Seoul once again led losses on a mixed day in Asian stocks Tuesday as chip giant Samsung tumbled despite an eye-watering rise in profit, stoking fears that the record-breaking, AI-fuelled rally may have reached the end of the road.
Investors were unable to take over the baton from their counterparts on Wall Street, where all three main indexes reopened after a long weekend to rally on the back of gains in market heavyweights including Amazon and Apple.
The gains eased worries over a tech retreat over the past few weeks amid questions over whether the vast sums pumped into artificial intelligence will see suitable returns.
South Korean titan Samsung appeared to have answered some of those Tuesday as it said it expected to post a more than 1,800 percent jump in second-quarter operating profit thanks to sustained AI-driven demand for memory chips.
However, the company's shares tumbled around seven percent in early trade, dragging the Kospi index down five percent and deepening a rout that has hammered the market for the past two weeks.
The Kospi had more than doubled this year to a record high in June, but has shed around 20 percent since then.
The results come at the start of a much-anticipated earnings season that will be closely followed for an idea about firms' outlook for AI in light of the huge investment made in the sector.
"Samsung's preliminary second-quarter numbers were, on their face, spectacular," said Stephen Innes at SPI Asset Management.
"AI memory demand remains ferocious, supply remains tight, and the major memory makers are enjoying margins that would have looked implausible only a few years ago."
He said the market was now "priced for perfection. Good is no longer good enough. Even exceptional is not enough".

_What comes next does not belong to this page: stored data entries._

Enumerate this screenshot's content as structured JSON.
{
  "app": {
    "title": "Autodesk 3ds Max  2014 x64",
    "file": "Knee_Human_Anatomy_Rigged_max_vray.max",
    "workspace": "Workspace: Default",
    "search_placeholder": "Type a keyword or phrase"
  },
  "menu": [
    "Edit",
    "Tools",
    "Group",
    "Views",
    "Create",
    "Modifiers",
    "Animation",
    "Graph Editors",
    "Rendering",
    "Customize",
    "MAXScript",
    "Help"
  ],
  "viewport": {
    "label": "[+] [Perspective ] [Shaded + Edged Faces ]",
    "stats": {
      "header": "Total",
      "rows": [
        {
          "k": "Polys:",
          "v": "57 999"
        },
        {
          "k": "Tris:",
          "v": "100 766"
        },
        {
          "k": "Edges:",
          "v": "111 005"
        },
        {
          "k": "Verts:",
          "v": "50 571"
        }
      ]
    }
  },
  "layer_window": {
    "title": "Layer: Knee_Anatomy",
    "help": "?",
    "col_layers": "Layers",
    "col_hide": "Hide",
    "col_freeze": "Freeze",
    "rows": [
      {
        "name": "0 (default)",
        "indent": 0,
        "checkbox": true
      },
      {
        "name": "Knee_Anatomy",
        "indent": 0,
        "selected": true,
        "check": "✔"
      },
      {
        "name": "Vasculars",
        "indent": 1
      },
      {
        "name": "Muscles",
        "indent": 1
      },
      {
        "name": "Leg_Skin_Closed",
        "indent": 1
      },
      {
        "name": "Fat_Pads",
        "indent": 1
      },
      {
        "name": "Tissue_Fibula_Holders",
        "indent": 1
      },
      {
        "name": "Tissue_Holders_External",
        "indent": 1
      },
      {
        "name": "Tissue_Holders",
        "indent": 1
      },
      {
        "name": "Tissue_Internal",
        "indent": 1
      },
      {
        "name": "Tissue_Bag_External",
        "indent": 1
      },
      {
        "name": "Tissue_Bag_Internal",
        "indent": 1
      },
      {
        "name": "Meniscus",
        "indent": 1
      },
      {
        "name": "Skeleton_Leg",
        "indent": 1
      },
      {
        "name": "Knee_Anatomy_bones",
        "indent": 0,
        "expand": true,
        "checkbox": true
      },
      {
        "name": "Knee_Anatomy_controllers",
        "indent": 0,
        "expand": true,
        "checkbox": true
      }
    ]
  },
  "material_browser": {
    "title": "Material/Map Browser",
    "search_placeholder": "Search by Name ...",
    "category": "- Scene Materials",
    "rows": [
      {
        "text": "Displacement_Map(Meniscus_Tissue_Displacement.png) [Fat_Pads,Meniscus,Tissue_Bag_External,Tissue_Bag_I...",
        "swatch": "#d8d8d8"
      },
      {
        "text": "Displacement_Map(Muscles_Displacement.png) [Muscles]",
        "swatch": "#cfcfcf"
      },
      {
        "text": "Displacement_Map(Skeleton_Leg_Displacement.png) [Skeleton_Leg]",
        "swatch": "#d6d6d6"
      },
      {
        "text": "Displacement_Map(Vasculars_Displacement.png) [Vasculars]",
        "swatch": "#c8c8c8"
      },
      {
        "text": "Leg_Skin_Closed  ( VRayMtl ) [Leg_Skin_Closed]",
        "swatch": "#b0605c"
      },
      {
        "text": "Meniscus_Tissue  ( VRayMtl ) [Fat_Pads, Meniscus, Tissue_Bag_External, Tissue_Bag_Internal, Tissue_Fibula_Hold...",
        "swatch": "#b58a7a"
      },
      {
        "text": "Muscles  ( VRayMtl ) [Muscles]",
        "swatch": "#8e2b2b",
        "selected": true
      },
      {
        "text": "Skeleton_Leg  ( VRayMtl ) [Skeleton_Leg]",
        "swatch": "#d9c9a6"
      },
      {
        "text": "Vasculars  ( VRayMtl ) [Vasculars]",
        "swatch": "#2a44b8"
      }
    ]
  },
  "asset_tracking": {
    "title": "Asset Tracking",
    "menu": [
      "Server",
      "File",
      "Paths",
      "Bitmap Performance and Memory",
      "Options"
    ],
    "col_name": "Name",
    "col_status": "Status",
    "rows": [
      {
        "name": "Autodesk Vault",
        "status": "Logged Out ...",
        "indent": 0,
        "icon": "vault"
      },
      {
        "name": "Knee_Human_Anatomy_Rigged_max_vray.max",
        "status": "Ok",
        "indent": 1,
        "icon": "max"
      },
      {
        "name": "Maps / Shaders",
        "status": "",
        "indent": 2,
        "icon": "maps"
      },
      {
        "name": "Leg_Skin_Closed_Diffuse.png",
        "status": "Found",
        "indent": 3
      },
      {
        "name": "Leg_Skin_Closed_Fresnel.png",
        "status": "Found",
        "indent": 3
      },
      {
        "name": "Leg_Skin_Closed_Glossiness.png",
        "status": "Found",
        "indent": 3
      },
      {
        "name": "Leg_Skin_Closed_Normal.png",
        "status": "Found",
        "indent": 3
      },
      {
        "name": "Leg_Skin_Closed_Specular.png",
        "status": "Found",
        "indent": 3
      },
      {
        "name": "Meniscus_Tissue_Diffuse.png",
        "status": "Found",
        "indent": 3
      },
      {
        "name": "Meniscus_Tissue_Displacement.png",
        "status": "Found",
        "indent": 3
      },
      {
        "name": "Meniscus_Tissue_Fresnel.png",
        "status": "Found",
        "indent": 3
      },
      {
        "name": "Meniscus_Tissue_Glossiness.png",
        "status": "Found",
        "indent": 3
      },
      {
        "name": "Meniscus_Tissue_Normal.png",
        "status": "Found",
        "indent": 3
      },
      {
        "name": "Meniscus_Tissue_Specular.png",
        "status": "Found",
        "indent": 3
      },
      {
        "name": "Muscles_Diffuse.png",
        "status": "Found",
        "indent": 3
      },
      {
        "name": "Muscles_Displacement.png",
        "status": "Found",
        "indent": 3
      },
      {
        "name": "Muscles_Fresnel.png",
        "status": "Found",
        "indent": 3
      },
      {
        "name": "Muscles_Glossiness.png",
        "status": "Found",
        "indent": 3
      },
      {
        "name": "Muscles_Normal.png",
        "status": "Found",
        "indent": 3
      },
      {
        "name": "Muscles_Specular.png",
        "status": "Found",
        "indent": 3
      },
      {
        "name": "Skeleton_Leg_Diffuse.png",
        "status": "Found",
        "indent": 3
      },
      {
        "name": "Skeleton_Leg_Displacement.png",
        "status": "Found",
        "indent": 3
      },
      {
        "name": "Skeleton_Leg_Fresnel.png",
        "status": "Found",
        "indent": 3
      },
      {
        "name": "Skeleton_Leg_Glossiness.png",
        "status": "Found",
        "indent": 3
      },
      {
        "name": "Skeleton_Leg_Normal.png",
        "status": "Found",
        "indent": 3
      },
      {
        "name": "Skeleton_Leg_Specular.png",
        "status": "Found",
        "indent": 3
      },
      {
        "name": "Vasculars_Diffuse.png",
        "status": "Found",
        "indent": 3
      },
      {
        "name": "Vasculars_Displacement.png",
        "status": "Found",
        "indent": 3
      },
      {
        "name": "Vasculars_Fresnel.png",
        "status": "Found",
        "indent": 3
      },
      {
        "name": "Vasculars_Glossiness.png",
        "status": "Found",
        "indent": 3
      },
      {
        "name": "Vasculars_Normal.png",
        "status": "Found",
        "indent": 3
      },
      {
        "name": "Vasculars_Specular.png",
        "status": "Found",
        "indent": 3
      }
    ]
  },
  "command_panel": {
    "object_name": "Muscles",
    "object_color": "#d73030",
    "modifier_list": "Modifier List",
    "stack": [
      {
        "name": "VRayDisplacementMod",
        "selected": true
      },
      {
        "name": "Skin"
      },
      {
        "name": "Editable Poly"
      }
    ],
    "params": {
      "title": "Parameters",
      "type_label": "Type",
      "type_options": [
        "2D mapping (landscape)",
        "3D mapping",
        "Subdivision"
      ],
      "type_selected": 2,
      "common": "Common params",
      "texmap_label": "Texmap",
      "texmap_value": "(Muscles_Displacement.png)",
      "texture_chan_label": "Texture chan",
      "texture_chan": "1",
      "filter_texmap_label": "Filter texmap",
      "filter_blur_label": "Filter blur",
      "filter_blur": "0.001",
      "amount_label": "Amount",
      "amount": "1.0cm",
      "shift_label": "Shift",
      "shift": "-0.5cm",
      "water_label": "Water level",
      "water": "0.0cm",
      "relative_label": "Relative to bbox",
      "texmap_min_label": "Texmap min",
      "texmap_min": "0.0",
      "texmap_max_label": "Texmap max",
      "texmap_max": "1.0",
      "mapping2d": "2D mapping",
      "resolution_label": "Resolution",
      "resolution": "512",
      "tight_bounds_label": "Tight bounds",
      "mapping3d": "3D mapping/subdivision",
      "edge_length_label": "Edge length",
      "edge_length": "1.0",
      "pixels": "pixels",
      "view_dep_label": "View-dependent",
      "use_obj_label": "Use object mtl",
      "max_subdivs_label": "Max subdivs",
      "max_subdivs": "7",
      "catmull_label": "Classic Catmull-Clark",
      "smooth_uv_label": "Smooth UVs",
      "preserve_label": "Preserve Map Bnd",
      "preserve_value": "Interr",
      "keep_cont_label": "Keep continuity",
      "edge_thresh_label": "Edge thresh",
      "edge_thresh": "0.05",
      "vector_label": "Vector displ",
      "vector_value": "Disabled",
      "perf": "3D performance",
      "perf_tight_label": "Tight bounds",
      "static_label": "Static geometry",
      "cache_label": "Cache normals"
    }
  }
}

"Investors are not judging the last quarter; they are judging whether the next several quarters can still exceed an earnings curve that has already been pulled almost vertically higher."
And Petra Capital Management's Albert Yong said the plunge suggests "investors might have already priced in solid results and are increasingly focused on the longer-term trajectory of the memory cycle".
There were also losses in Tokyo -- another tech-heavy market -- Shanghai and Wellington.
But there were gains in Hong Kong, Singapore, Taipei, Manila and Jakarta. Sydney was barely moved.
Oil prices edged up after British maritime security agency UKMTO said an "unknown projectile" struck and caused a fire on an oil tanker off the coast of Oman near the Strait of Hormuz on Monday.
The incident occurred near one of the world's most important energy shipping routes, despite a ceasefire between the United States and Iran and ongoing efforts to secure a lasting peace agreement.
Traders are also awaiting the release of minutes from the Federal Reserve's most recent policy meeting, hoping for fresh clues about its plans for monetary policy as it tries to battle elevated inflation.